Congress

Rethinking appropriations reorganization

While the House is moving ahead with plans to reorganize the subcommittee structure of the House Appropriations Committee, including moving NASA from the to-be-defunct VA-HUD subcommittee to the Commerce-State-Justice subcommittee, the Senate has been less than enthusiastic. If the Senate doesn’t reorganize, then the House and Senate versions various appropriations bills cannot be reconciled, requiring an omnibus budget bill like last year.

In a bid to avoid that, CongressDaily reported Friday that Sen. Kay Bailey Hutchison (R-TX) has proposed an alternative restructuring that would keep the number of subcommittees on the Senate side at 13, but align them to match the reorganized House structure. Under that format, “environmental and science programs”, including NASA, would be moved from the VA-HUD committee to “a new subcommittee”, although the report doesn’t say if they would be the only agencies in that subcommittee or not. (EPA would be moved not to this subcommittee, but the Interior subcommittee, just as in the House plan.)

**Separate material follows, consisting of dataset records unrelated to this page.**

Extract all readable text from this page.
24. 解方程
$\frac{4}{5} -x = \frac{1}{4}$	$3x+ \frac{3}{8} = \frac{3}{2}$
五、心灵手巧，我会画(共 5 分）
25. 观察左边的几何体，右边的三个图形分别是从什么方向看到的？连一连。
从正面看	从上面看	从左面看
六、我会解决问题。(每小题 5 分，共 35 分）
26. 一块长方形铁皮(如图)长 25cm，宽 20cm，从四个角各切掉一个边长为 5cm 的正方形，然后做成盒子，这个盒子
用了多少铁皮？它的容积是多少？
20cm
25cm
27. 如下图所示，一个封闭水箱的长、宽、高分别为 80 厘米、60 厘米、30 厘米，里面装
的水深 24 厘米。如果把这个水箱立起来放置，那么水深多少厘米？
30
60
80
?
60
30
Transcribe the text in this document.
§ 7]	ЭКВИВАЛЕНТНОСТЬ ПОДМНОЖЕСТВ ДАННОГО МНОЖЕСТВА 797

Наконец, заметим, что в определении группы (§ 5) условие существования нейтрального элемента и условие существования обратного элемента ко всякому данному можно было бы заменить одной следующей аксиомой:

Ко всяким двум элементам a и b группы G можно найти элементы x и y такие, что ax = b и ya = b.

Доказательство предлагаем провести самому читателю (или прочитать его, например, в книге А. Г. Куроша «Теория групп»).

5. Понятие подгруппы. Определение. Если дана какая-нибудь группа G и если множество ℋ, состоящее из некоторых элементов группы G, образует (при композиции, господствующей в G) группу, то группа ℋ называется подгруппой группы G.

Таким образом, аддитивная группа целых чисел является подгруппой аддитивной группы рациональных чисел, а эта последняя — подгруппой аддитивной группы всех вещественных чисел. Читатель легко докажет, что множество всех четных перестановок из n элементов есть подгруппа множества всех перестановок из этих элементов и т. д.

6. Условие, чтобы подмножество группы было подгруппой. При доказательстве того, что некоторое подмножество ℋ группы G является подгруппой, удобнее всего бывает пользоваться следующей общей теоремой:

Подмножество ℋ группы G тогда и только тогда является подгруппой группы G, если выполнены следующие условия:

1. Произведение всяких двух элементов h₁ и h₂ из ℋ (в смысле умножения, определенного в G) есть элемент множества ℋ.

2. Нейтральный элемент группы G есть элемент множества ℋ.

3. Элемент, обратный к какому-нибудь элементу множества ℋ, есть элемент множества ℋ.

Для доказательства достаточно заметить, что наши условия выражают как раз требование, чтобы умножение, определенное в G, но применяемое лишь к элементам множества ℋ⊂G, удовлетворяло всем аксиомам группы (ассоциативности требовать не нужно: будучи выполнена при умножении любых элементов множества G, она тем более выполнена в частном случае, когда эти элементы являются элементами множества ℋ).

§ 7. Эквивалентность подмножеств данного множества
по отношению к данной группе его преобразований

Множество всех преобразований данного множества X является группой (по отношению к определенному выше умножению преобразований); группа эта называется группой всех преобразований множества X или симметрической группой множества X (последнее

The Hutchison plan has the advantage—for her—that it would maintain the number of subcommittees: according to the report, Hutchison would lose her chairmanship of the Military Construction subcommittee if the Senate went along with the House proposal. That seems unlikely to happen, but the Hutchison proposal also seems unlikely to be enacted: the spokesman for Sen. Kit Bond (R-MO), chairman of the VA-HUD subcommittee, called it “Tom DeLay-lite.”